Partial Participation
Some instances of the superclass may not belong to any subclass.
Disjoint Constraint
Subclasses cannot overlap in membership for a superclass (Disjoint vs Overlap).
Overlap Constraint
An instance can belong to more than one subclass of a superclass.
Relational Model
Data model that represents data as relations (tables) of tuples and attributes.
Relation/Table
A table in a relational database consisting of rows (tuples) and columns (attributes).
Tuple/Row
A single row in a relation representing one record.
Column/Attribute
A field in a relation representing a data property.
Primary Key
A chosen candidate key that uniquely identifies each row in a table.
Candidate Key
A minimal set of attributes that uniquely identify each tuple in a relation.
Super Key
Any set of attributes that uniquely identifies a tuple; may contain extra attributes.
Foreign Key
An attribute (or set) in one table that references the primary key of another table.
Referential Integrity
Consistency of references between tables; foreign keys must reference existing rows.
Normalization
Process of organizing data to reduce redundancy and improve data integrity; includes 1NF, 2NF, 3NF, BCNF.
1NF (First Normal Form)
Atomic attribute values; no repeating groups.
2NF (Second Normal Form)
1NF plus no partial dependency of non-key attributes on part of a candidate key.
3NF (Third Normal Form)
No transitive dependencies; non-key attributes depend only on keys.

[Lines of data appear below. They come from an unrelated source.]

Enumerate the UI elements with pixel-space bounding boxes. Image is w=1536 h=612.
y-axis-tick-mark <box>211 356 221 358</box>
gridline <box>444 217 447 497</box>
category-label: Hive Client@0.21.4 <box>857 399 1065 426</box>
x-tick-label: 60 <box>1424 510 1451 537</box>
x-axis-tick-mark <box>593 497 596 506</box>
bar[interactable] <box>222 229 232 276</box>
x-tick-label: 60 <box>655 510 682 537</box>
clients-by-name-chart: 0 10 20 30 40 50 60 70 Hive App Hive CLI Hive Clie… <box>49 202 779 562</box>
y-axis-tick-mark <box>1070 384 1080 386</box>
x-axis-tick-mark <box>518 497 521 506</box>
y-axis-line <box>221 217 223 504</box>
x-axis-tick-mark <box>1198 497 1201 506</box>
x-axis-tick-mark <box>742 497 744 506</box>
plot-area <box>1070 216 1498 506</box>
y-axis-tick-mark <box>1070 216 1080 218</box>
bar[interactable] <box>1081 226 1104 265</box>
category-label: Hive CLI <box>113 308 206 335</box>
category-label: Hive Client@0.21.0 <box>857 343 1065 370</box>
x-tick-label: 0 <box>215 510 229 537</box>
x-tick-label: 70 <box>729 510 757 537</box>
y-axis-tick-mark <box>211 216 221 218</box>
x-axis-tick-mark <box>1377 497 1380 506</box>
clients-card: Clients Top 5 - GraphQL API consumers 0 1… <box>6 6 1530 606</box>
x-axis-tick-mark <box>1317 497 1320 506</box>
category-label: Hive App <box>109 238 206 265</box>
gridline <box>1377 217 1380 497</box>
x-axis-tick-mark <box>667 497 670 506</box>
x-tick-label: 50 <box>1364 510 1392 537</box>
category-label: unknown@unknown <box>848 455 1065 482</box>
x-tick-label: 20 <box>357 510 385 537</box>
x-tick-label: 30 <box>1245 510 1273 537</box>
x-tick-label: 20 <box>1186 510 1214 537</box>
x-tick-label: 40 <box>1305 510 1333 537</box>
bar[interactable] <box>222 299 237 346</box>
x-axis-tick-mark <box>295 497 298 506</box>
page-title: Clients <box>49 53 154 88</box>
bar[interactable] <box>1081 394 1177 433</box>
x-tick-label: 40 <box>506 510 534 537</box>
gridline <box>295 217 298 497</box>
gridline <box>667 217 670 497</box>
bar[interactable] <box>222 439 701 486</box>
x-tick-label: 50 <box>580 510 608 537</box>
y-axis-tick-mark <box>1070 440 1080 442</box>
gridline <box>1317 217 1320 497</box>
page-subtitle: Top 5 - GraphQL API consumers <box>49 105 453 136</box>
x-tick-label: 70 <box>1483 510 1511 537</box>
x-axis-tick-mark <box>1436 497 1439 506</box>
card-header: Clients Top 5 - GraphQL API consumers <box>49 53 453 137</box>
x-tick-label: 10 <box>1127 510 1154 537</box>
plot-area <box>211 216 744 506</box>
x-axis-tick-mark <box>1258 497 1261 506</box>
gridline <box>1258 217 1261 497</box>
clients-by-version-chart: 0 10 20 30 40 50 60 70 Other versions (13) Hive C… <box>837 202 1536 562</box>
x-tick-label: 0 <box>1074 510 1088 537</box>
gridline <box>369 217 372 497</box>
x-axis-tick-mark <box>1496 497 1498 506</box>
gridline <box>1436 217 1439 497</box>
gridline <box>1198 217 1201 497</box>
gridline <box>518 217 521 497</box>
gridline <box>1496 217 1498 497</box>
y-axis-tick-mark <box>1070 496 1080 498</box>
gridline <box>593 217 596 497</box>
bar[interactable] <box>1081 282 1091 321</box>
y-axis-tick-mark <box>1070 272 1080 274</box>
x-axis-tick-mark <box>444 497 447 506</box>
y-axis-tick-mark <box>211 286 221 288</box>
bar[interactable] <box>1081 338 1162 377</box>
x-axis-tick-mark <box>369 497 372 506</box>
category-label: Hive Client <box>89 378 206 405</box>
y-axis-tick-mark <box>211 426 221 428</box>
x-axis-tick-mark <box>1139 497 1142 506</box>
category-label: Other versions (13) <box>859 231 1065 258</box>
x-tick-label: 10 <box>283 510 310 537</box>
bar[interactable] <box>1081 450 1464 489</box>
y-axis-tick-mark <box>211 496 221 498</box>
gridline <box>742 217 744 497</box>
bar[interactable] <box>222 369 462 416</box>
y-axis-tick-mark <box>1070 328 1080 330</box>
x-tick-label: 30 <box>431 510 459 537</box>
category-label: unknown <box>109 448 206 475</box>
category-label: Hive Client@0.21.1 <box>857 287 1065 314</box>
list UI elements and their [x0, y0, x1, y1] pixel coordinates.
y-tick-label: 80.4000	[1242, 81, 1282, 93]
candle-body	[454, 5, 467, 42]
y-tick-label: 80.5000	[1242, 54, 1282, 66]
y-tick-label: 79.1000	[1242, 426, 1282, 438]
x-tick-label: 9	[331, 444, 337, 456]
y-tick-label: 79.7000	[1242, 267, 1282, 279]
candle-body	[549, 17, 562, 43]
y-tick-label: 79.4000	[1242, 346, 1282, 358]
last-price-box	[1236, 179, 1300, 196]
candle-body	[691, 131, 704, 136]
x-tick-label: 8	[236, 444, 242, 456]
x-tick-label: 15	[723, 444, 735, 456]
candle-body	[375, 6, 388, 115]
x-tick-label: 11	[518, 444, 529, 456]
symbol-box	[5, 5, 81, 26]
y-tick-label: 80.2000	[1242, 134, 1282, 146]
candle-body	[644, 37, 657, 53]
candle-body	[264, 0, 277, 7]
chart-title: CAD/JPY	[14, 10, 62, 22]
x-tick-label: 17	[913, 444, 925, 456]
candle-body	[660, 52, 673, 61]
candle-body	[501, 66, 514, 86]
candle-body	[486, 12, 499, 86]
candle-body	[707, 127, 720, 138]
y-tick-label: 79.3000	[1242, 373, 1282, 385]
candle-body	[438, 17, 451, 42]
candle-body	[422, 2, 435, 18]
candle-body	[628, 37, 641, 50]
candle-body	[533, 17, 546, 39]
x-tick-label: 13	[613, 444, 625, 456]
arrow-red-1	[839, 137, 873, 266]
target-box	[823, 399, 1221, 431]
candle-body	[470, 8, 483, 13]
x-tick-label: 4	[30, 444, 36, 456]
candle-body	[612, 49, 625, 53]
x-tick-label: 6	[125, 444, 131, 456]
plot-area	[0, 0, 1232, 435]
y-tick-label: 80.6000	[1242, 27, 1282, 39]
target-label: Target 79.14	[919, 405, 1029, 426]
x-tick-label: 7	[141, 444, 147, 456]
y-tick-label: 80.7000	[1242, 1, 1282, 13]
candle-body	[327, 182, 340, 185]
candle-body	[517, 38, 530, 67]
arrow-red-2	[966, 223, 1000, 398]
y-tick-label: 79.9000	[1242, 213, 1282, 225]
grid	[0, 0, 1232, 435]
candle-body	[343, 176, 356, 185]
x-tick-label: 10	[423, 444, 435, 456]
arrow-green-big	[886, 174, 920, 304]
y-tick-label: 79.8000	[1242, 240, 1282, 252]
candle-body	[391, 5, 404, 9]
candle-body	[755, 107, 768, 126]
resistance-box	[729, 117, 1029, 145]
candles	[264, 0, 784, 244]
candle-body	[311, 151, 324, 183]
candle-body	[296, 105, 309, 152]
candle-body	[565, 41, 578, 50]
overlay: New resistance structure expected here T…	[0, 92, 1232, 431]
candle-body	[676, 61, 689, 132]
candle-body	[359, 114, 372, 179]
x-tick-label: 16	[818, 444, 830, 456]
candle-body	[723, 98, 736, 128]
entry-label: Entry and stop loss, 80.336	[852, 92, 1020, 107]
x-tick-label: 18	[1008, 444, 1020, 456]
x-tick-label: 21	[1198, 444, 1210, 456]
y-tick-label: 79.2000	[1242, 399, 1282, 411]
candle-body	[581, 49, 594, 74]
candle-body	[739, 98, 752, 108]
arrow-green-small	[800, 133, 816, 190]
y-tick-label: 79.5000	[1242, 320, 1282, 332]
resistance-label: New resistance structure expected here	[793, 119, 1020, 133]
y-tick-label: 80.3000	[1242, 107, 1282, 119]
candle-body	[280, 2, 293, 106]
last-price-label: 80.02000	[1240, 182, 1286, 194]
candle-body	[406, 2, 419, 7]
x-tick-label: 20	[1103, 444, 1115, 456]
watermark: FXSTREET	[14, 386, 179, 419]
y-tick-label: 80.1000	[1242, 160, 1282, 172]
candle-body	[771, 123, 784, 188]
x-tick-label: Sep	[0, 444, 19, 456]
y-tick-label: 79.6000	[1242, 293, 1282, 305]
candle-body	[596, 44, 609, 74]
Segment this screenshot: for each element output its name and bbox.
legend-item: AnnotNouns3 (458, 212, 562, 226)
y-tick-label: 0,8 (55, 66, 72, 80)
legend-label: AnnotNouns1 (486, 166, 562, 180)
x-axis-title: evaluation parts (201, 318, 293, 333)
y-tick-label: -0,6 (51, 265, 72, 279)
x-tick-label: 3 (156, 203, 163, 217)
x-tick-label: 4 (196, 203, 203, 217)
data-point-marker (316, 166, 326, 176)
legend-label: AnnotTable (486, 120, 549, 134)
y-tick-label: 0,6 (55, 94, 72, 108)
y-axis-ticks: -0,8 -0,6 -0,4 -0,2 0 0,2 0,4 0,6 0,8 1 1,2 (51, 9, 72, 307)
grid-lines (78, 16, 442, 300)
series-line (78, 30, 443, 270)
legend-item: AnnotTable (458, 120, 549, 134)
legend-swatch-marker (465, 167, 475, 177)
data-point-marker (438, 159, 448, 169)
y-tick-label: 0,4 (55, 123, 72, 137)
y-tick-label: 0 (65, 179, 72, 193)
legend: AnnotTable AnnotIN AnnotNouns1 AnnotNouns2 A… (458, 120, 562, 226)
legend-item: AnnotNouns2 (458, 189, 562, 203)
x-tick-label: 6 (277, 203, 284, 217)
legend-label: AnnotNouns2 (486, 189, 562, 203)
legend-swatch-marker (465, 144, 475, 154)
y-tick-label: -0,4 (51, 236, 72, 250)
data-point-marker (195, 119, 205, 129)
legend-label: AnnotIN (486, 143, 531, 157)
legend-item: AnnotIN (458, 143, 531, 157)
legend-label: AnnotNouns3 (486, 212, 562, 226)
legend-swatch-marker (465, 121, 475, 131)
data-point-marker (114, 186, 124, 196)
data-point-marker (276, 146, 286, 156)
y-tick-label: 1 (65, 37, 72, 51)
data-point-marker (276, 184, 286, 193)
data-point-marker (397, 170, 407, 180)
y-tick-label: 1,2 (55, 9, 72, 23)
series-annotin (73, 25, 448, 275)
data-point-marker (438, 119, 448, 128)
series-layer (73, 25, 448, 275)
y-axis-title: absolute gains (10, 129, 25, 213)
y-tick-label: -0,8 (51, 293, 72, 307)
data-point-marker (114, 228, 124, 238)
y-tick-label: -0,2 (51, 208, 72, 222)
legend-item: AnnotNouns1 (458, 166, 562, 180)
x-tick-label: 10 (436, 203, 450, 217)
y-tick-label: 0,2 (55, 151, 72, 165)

BCNF (Boyce-Codd Normal Form)
A stricter version of 3NF with every determinant being a candidate key.
Weak Entity
An entity that cannot be identified uniquely by its own attributes alone and depends on a strong entity.
Strong Entity
An entity that has a primary key and can be identified independently.
Mapping ER to Relational
Converting ER diagrams into relational tables: each entity set and relationship set maps to a table; foreign keys implement relationships.
Composite Attribute Flattening
Breaking a composite attribute into its component attributes in a table.
Multivalued Attribute Table
Representing a multi-valued attribute with a separate table linking the entity to its values.
DML Commands (Examples)
SELECT, INSERT, UPDATE, DELETE; used to retrieve and modify data.
DDL Commands (Examples)
CREATE, ALTER, DROP, RENAME, TRUNCATE; used to define/modify schema.
DCL Commands (Examples)
GRANT, REVOKE; used to manage access privileges.
TCL Commands (Examples)
COMMIT, ROLLBACK; used to control transaction boundaries.
SET OPS (Set Operators)
UNION, INTERSECT, MINUS; combine results from two queries.
Group By
Clause to group rows sharing a value to apply aggregate functions.
Having
Filter conditions on groups formed by Group By.
Aggregate Functions
Functions that compute a single value from a set of rows (AVG, COUNT, MAX, MIN, SUM, STDDEV, VARIANCE).
String Functions
Operations on strings: LOWER, UPPER, INITCAP, CONCAT, SUBSTR, LENGTH, INSTR, LPAD, RPAD, TRIM, REPLACE.
Distinct
Clause to remove duplicates from query results.
Join
Operation to combine rows from two or more tables based on a related column.
Index
Data structure to speed up retrieval of rows by a search key.
Metadata
Data about data; stored in the data dictionary or system catalogs.
Data Files
Physical storage files where the database data reside.
Storage Manager
DBMS component responsible for managing data on storage devices.
Query Processor
Component that translates a user query into an efficient sequence of operations.
Data Manager
DBMS component that enforces constraints, security, concurrency, and integrity.
Notational Symbols in ER
Diamond denotes relationships; rectangles denote entity sets; ovals denote attributes.